Use: Savannahs are premier meat goats; they produce delicious, mild-tasting chevon and lots of it. While they resemble their Boer cousins in all but coloration, Savannahs are hardier, making them ideal goats for low maintenance input operations and for crossing with Boers and other meat and dairy breeds to increase hardiness and meatiness in the offspring.
History: According to the Animal Improvement Institute of South Africa, the Savannah goat was developed by the Cillier family of Douglas, an agricultural and stock farming community in the North Cape province of South Africa. In 1957, Mrs. Cillier’s Griqua servants presented her with the gift of a white buck goat. She purchased five indigenous does with white in their color pattern to breed to him and then selected for white coloration, heat and parasite resistance, and meat production. Though Savannah goats came to Canada in 1994 along with the first Boers imported to North America, they didn’t catch on here until quite recently. They are, however, a major meat-producing breed in their South African homeland.

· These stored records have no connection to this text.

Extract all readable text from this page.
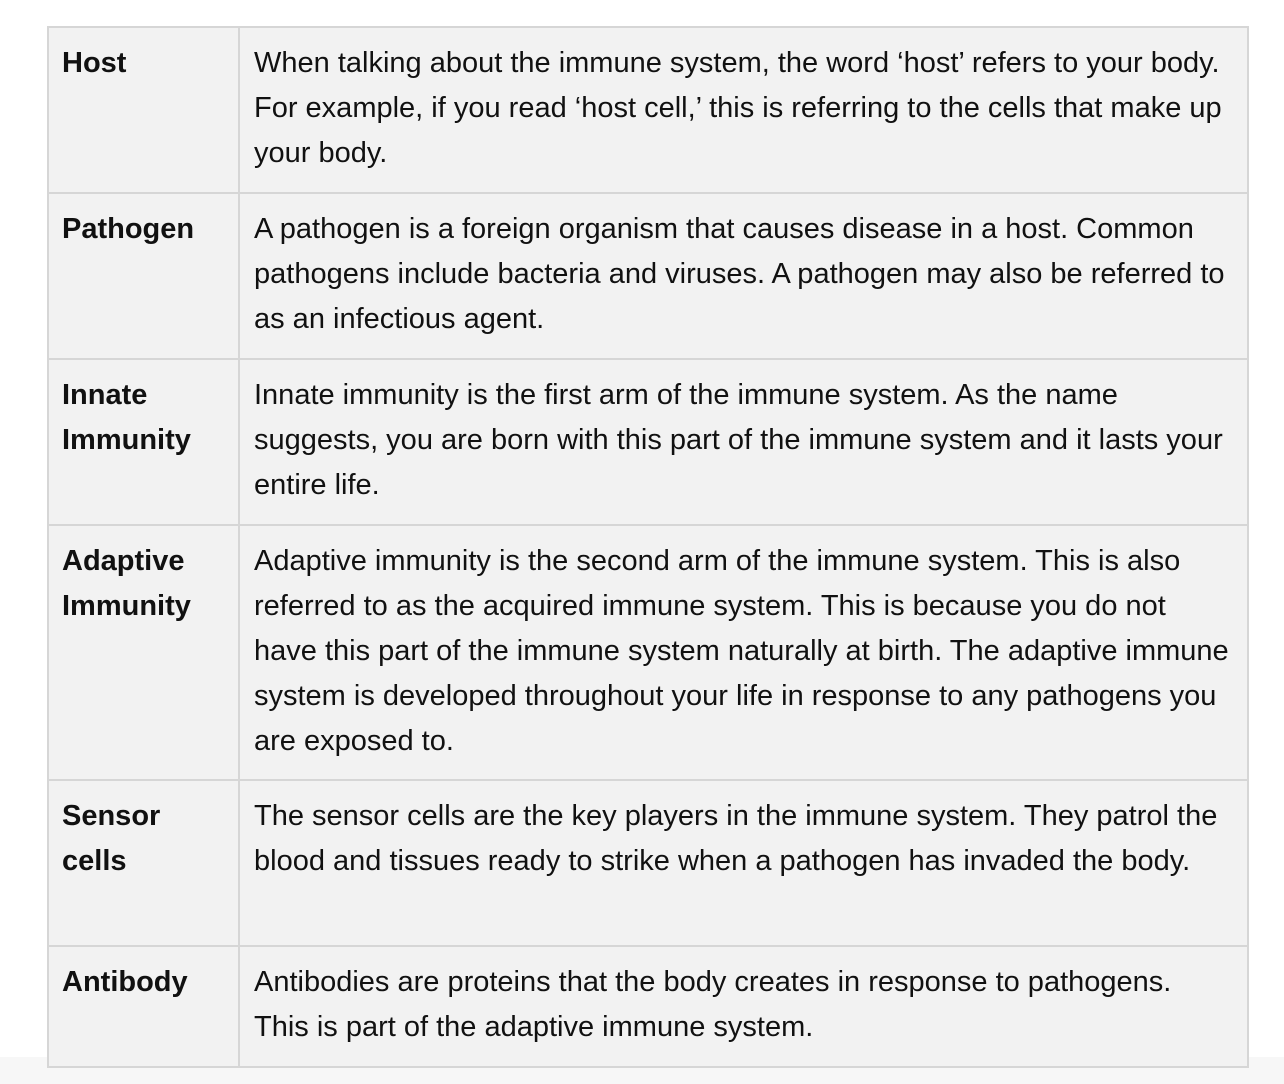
Host	When talking about the immune system, the word ‘host’ refers to your body. For example, if you read ‘host cell,’ this is referring to the cells that make up your body.
Pathogen	A pathogen is a foreign organism that causes disease in a host. Common pathogens include bacteria and viruses. A pathogen may also be referred to as an infectious agent.
Innate Immunity	Innate immunity is the first arm of the immune system. As the name suggests, you are born with this part of the immune system and it lasts your entire life.
Adaptive Immunity	Adaptive immunity is the second arm of the immune system. This is also referred to as the acquired immune system. This is because you do not have this part of the immune system naturally at birth. The adaptive immune system is developed throughout your life in response to any pathogens you are exposed to.
Sensor cells	The sensor cells are the key players in the immune system. They patrol the blood and tissues ready to strike when a pathogen has invaded the body.
Antibody	Antibodies are proteins that the body creates in response to pathogens. This is part of the adaptive immune system.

Conformation: Savannah goats have long, broad, muscular bodies; does weigh in between 125 to 200 pounds and bucks, 200-250 pounds or more. Savannahs have a Boer look about them but are somewhat less Roman-nosed and most have slightly shorter ears. Bucks (and to a lesser degree, some does) display loose, supple, skin folds over their chests and necks, a trait being bred out of their show goat Boer kin. Their horns are strong, widely placed and of moderate length; they curve straight back from the crown of the head before gradually turning out in a symmetrical curve. Savannahs have short, white coats (a sprinkling of red, black, or blue ticking is permissible) with black skin, horns, nose, sexual organs, and hooves. Two or four teats are allowed.
Special Considerations/Notes: Savannah bucks are aggressive breeders and does, peerless mothers; Savannah does are protective, fertile, they kid with ease, and two to four kids are the norm per litter (the Cilliers’ herd was untended for one month prior to kidding and two months after; survival of the fittest weeded out poor doers early-on). Savannah goats breed year round. They were selected for strong jaws, long-lasting teeth, and sound legs so they could stand on their hind legs to efficiently browse brush, leaves, and any other green thing in their harsh environment. They easily endure heat, intense sunshine, cold and rain. Savannas are as tough as a goat can get. If you’re looking for a productive meat breed that doesn’t require codling, seek no further, this is your goat. There is currently no North American breed association specifically for Savanna goats but Pedigree International and the World Wide Sheep and Goat Archives maintain Savanna herdbooks.